I'm a photographer, and that to me means that I try to capture everything that I find interesting, and in the case of stock photography, subjects that sell. I love capturing images of people, predominantly through portraiture, but also by enjoying the challenges of street photography. So if I list types of photography and the first two on the list include people, why do I always tell newcomers to start with landscape photography? Is it because it's easier?
The short answer to whether landscape photography is easier than other types of photography is no. The long answer is NOOOOOOO.
So why suggest it as a starting point for new photographers?
Well, there is a method to my madness. If you look at the work of great landscape photographers, it is apparent that their work stands out a mile from we mere mortals. And given that landscapes are a fixed asset, there must be a good reason why this is. The lessons learned from them bode well for all other types of photography, and the opposite isn't naturally so.
So am I saying that its the hardest form of photography? No, I'm simply putting forward the idea that it's the best foundation block for all things photographic. You learn natural lighting, composition, finding the image and the patience required to bring the scene to life. Do that with an inert object, and do it well, and I think that will be a fantastic starting point.
First of all, the day will start early. You're up and out, waiting for sunrise. You've probably walked to a location that you want to capture. You have fresh air in your lungs, and all before most people have put the kettle on. Before you've even taken your camera out of your bag, you are feeling alive and at one with your subject. You start to look around, questions pouring through your head. What am I looking for? What will be my foreground interest? Will I be looking for maximum depth of field or will I isolate something with a hint of a wonderful vista behind? My theme; is it the dark, ominous cloudy image that makes the viewer want to curl up under a duvet, or the first glimpse of spring that makes them want to shake off that duvet and get out into nature.
These questions are the start of a process. A process that will end up with you capturing the best image that you can. You won't be able to direct the subject. There is no turn slightly to the right, pull your chin up, look into the lens with nature. You have to do the work. If you want a slightly different angle, you move.
Starting with composition, working through correct exposure values and the wait for that exact moment when the light is at its very best, that is the art of landscape photography that also becomes your classroom.
Others may contradict me, but from my point of view, there are two, and only two, main elements to a good landscape photograph. Composition and light. Nature provides the light and the subject. It's your job to make sure that the composition compliments what nature is providing and to use the light that is provided to take the image from good to wow.
When that is set up, we start to use the other lessons that we have covered. The exposure triangle and post-processing. So why mention post-processing at this early stage?
Thomas Heaton does not take one image without first having an idea in his mind's eye as to what that image will look like when printed and framed. True, not even he will get that right all of the time, but by having the destination in mind, he knows or at least understands what route he will need to take. If we emulate that, we can follow the same recipe for success.
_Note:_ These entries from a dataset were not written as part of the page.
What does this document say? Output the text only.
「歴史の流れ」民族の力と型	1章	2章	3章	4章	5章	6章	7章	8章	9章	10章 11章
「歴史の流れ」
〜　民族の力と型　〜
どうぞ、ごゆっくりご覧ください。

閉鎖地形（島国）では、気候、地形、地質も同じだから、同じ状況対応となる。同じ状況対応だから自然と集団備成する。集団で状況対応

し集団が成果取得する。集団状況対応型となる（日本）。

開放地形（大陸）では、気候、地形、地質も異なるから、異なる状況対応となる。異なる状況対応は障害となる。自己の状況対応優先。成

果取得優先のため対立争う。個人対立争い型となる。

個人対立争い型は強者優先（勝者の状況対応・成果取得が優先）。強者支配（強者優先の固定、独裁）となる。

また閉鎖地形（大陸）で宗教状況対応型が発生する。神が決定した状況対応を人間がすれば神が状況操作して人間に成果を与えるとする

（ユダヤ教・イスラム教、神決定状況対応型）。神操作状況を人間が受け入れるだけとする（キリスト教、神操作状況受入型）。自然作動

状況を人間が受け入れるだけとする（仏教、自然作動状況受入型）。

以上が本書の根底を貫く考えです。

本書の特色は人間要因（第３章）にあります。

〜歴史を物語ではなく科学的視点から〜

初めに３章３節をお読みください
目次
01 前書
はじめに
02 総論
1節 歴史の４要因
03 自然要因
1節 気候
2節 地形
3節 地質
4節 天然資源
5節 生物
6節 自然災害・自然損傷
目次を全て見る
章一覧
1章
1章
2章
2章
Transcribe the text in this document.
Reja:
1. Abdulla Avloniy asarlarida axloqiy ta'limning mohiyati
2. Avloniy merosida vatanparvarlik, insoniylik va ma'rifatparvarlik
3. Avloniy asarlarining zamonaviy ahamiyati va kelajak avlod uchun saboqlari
The other advantage of starting with landscape photography is that you have a willing subject right in front of you. You don't have to be on top of an alp or in Monument Valley or the Grand Canyon. Landscapes are five minutes walk from where you are right now. Possibly even closer. Your images can be taken in a local park. Across the Park pond. Or a cityscape or a seascape. Landscapes don't need to be huge vistas. Just look at the woodland photography of Simon Baxter. He takes very intimate images that are captured in the middle of nowhere. He may be in a woodland that stretches for thousands of acres but takes images that capture an extremely small part of that. What he does very cleverly, is use his eyes.
So is this a lesson. Not really, it's just my thought process. I want you to take the best possible images. That's what I want for myself too. This thought process is just the tip of the iceberg. Now it's up to you to sit back and work out how you are going to make photography work for you.